I have been catching stories in my newsreader where the word ‘gesture’ is used in a way I found hard to understand. A group of people are talking about the gestures that can be seen in people’s internet behaviour or computer usage. Who started this use of the word gesture? I don’t know exactly, but here are some people involved: Steve Gillmor (GestureLab) Doc Searls (weblog) Danny Ayers (Raw) Robert Scoble (Scobleizer) Ayers summarized it nicely:

So here’s my reading of what he’s on about. The gesture as the unit of attention. They are (heavily context-dependent) events. Gestures are just our intentional, directed interactions with the software. These communication acts contain in themselves valuable information. That information could be used to assist the person in their activities (e.g. with predictive search) or it could be used by marketeers, in a way it’s like a very wide broadening of AdSense.

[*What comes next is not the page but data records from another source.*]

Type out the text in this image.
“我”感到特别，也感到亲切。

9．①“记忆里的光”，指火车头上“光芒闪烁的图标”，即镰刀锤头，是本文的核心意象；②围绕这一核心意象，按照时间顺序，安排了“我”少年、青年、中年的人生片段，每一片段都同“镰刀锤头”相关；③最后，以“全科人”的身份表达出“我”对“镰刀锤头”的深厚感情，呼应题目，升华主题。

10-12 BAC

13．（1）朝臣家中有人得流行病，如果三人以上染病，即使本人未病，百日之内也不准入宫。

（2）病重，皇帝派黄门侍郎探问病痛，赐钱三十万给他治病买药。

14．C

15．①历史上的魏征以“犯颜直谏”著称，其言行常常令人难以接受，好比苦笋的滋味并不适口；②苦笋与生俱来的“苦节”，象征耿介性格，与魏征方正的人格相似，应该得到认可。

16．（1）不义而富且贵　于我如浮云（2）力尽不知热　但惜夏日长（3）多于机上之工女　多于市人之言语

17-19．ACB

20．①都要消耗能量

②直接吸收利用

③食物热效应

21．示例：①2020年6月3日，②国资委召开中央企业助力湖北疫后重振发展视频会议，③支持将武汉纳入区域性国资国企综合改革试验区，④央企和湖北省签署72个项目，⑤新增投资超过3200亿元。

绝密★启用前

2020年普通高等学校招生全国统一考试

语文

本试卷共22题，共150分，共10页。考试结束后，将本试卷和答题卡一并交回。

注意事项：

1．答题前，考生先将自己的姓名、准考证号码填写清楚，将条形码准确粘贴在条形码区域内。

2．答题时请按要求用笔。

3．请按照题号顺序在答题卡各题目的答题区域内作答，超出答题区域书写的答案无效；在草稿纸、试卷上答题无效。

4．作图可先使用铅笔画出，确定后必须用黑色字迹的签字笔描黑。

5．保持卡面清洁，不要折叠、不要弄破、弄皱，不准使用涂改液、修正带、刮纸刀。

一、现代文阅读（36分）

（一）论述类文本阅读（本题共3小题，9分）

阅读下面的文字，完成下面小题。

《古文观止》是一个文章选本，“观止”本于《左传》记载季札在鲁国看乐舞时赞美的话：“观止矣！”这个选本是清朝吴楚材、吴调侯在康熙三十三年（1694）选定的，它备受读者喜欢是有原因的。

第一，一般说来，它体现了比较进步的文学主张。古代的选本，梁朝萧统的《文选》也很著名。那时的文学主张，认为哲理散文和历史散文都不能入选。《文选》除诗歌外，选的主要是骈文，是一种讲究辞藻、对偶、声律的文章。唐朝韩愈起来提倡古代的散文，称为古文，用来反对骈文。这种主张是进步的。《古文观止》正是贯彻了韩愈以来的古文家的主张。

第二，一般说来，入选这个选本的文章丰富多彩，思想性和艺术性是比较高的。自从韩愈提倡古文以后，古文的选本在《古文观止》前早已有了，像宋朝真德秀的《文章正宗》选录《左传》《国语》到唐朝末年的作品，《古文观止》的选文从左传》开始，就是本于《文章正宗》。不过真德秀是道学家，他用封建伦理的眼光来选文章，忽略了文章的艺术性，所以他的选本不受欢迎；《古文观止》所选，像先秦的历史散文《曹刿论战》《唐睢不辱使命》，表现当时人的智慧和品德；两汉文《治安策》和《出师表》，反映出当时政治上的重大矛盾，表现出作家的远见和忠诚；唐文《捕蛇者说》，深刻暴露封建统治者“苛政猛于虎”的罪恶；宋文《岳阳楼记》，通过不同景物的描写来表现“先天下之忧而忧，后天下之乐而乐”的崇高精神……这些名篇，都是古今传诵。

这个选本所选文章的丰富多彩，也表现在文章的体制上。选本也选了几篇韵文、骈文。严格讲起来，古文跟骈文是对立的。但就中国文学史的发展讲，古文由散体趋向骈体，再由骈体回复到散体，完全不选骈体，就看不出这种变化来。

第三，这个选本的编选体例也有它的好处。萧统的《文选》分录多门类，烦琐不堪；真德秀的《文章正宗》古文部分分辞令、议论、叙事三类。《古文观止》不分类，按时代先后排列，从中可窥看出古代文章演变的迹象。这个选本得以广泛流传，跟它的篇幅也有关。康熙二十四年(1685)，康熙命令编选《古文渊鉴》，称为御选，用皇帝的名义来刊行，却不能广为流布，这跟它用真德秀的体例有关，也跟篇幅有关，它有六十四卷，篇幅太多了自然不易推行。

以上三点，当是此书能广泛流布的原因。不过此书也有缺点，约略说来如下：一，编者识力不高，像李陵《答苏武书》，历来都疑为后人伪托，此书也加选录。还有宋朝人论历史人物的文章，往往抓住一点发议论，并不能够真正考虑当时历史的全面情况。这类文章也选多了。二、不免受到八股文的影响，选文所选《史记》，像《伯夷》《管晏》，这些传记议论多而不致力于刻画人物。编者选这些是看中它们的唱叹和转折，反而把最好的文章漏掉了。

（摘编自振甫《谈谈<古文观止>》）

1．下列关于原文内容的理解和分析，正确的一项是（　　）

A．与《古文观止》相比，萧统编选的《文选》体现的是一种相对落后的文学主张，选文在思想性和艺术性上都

And then there was the GestureBank, which popped up in December 2nd 2005 on ZDNet (by Gillmor). That turned into the AttentionTrust, of which Gillmor is the president (see governance). Their Mission:

1. Empower people to exert greater control over their “attention data,” i.e. any records reflecting what they have paid attention to and what they have ignored. We accomplish this by promoting the principles of user control, by distributing our Attention Recorder, and by supporting the development of other appropriate tools, standards and practices.

2. Educate people about the value of their attention and the importance of attention data. 3. Build a community of individuals and organizations that will guarantee users’ rights to own, move, and exchange their attention data, in a transparent environment that gives users the freedom to decide how their data will be used.

So the term gesture is used in these contexts to refer to any significant action such as sending someone a link, searching for something, reading something, writing something, etc, etc. These things can be recorded and then algorithms should be able to scan this data to enable all sorts of things. Not everyone would agree though, and I think the following comment by Christopher Coulter to this post on Scobleizer captures the criticism neatly:

My my, from ‘attention’ to ‘gesture algorithms’ ¦ the never-ending supply of meaningless buzzwords, keeps on trucking. In the real world, this is called having friends, knowing and caring about them, keeping in touch, and gasp, unconditionally at that, even when they are of no use to you, or can’t help boost your traffic or can’t play your marketing pitch up. Life is not a computer program spitting out info and links in some sort of raw attempt to mimic human emotions. And the ‘gestures’ we send out, might be pure fiction, what we dream them to be, not what they actually are.

All in all, I thought it would be good to keep an eye on these developments. At the very least it will help you filter out the nonsense from the good stuff in your newsreader. And with a single click you can then wave goodbye to it.